Lyndi menggeleng pelan. "Kau benar, Marcello. Tetapi, Justin dan Dayana sudah bicara, Justin tidak akan menuntutmu...."

"Kau pikir aku bersedia bersedia? Bagiku kehormatan Aneesa lebih penting!" potong Marcello dengan tekanan emosi.

“Orang licik akan melakukan segala cara, bahkan membeli hukum,” kata Lyndi dengan sangat halus, berusaha meredakan emosi Marcello, “Marcello, aku tahu keluarga kalian kuat. Tetapi, kita sekarang tidak sedang berada di Spanyol.”

Marcello menelan ludah. Ayahnya adalah anak haram raja Spanyol sebelumnya sementara ibu tiri Aneesa adalah adik dari raja Spanyol yang sekarang berkuasa, meskipun demikian pengaruh mereka mungkin tidak cukup kuat di Amerika serikat.

“Tidak perlu memaksakan diri, yang penting Aneesa tidak dilecehkan dan Justin tidak menuntut atas kekerasan yang kau lakukan,” kata Lyndi seraya tersenyum hambar.

Marcello menghela napas jengkel, masih tidak bisa menerimanya dan hanya menatap Lyndi dengan kesal.

"Marcello, kumohon jangan gegabah, jangan mengambil langkah sendiri," kata Lyndi dan tatapannya seolah memohon.

"Dia hampir saja kehilangan kesuciannya!" geram Marcello.

Lyndi menatap Marcello dengan tegas. "Marcello, jika kita menyeret Justin ke meja hijau, bisakah kita merahasiakan ini dari publik?"

Marcello bimbang mendengar pertanyaan Lyndi.
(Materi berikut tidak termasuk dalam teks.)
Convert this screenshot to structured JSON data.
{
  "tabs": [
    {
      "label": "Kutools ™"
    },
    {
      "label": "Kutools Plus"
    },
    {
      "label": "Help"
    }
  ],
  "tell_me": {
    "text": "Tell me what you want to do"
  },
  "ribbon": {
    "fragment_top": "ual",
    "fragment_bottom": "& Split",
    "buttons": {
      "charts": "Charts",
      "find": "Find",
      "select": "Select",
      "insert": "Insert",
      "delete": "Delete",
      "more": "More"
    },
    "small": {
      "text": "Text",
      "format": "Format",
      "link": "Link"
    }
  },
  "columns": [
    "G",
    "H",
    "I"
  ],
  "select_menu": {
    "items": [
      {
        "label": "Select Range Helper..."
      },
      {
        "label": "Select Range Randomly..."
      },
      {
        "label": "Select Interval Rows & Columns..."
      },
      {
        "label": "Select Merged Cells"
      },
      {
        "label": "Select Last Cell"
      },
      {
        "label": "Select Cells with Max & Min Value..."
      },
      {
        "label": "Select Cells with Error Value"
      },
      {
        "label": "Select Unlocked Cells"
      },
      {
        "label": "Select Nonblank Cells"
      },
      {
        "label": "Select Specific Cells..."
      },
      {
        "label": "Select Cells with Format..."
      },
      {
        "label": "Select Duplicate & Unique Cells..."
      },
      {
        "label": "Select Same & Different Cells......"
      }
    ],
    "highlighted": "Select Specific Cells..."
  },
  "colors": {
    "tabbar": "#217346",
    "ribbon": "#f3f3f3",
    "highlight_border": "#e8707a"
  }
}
Meskipun bertahun-tahun tidak bertemu Aneesa, tetapi Marcello sangat mengenal Aneesa, gadis itu menyukai panggung yang megah dan glamornya lampu yang menyorotinya, tetapi ia hanya bersedia disorot jika berkaitan dengan karyanya, sementara jika berbicara urusan pribadi Aneesa cenderung tidak bisa mengelola emosinya di depan umum hingga kesulitan bicara.

Marcello menghela napas dengan berat, rahangnya keras, dan berpikir mungkin inilah saatnya.